The Russian president noted Erdogan was always proposing meetings with Zelensky – although he had not done so at their meeting this time in Samarkand – and that the Turkish leader had made a “significant contribution” to attempts to end the conflict.
Putin added there were no plans to adjust Russia’s military operations in Ukraine despite a counteroffensive, stating Moscow was in no rush to finish the campaign.
“The plan is not subject to adjustment,” Putin told reporters.
“Our offensive operations in Donbas itself do not stop. They are going at a slow pace … the Russian army is occupying newer and newer territories,” Putin said, adding, “We are not in a hurry … there are no changes.”
French President Emmanuel Macron has condemned what he described as the “atrocities” committed in the eastern Ukrainian city of Izyum, which Kyiv’s forces have recaptured from Russian troops.
Those responsible “will have to answer for their acts”, he tweeted,noting, “There is no peace without justice.”
International sanctions on Russia are working and support for Ukraine must continue until it has won the war, Italy’s prime minister has said.
“Sanctions work.

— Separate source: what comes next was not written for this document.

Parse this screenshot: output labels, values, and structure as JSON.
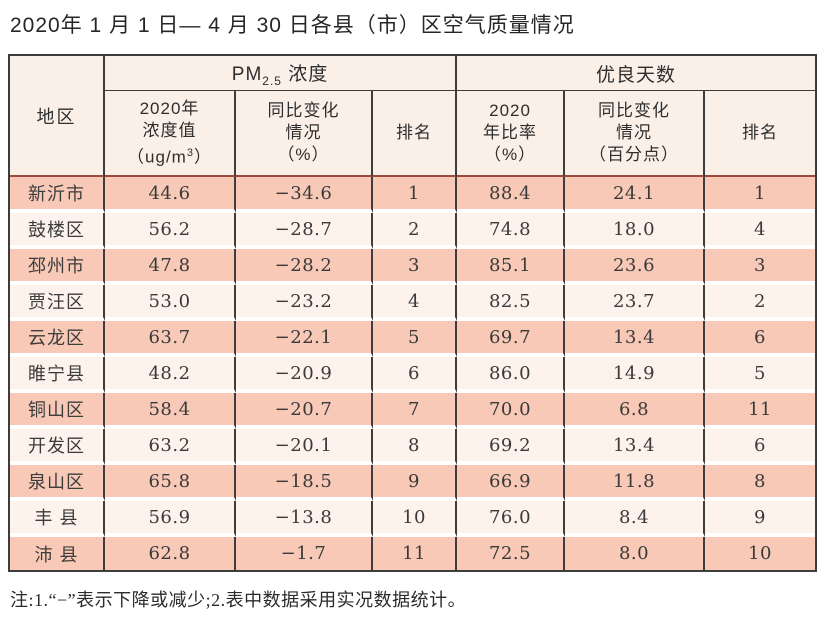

Russian propaganda has tried to show that they do not work, but they do work,” Mario Draghi told a news conference, adding, “It is necessary to continue supporting Ukraine until the liberation war is won.”
Bodies with their hands tied have been unearthed from a mass burial site in the recaptured town of Izyum, in Ukraine’s northeastern Kharkiv region, according to a regional official.
“We are at the site of the mass burial of people, civilians who were buried here, and now according to our information they all have the signs of violent death,” Oleg Synegubov, the governor of the Kharkiv region, said from the area.
“There are bodies with hands tied behind [their backs]. Each fact will be investigated and will be properly and legally evaluated,” he added.
Ukraine has accused Moscow’s forces of carrying out a slew of war crimes during their offensive, including the torture and killing of civilians in various parts of the country – charges Russia has routinely denied as false.
US Secretary of State Antony Blinken has noted Russia was behaving “horrifically” and was likely responsible for war crimes after the discovery of mass graves in Ukraine.
“This is part, horrifically, of a continuing and ongoing story whenever we see the Russian tide recede from the parts of Ukraine that it’s occupied. We see what’s left in its wake,” Blinken told reporters.
Rosneft has announced it could go to court to challenge a decision by Berlin to take the firm’s German subsidiary under trusteeship.
In a statement, Rosneft said the move was illegal. Germany, citing the need to protect the economy, is taking over the business’s Schwedt refinery, which supplies 90 percent of Berlin’s fuel.
India’s prime minister has told President Vladimir Putin that now is not a time for war, with food, fertiliser and fuel security among the major concerns of the world at present.
“I know that today’s era is not an era of war, and I have spoken to you on the phone about this,” Modi told Russia’s leader on the sidelines of the Shanghai Cooperation Organisation (SCO) meeting in Uzbekistan.
India has not publicly criticised Moscow’s offensive since Russia launched its invasion in late February and in recent months has moved to increase its purchase of Russian oil, coal and other exports.
Putin has told Modi that he wants the war in Ukraine to end “as soon as possible”, adding he understands that India has concerns about the war.
“I know about your position on the conflict in Ukraine, and I know about your concerns. We want all of this to end as soon as possible,” the Russian president told the Indian PM.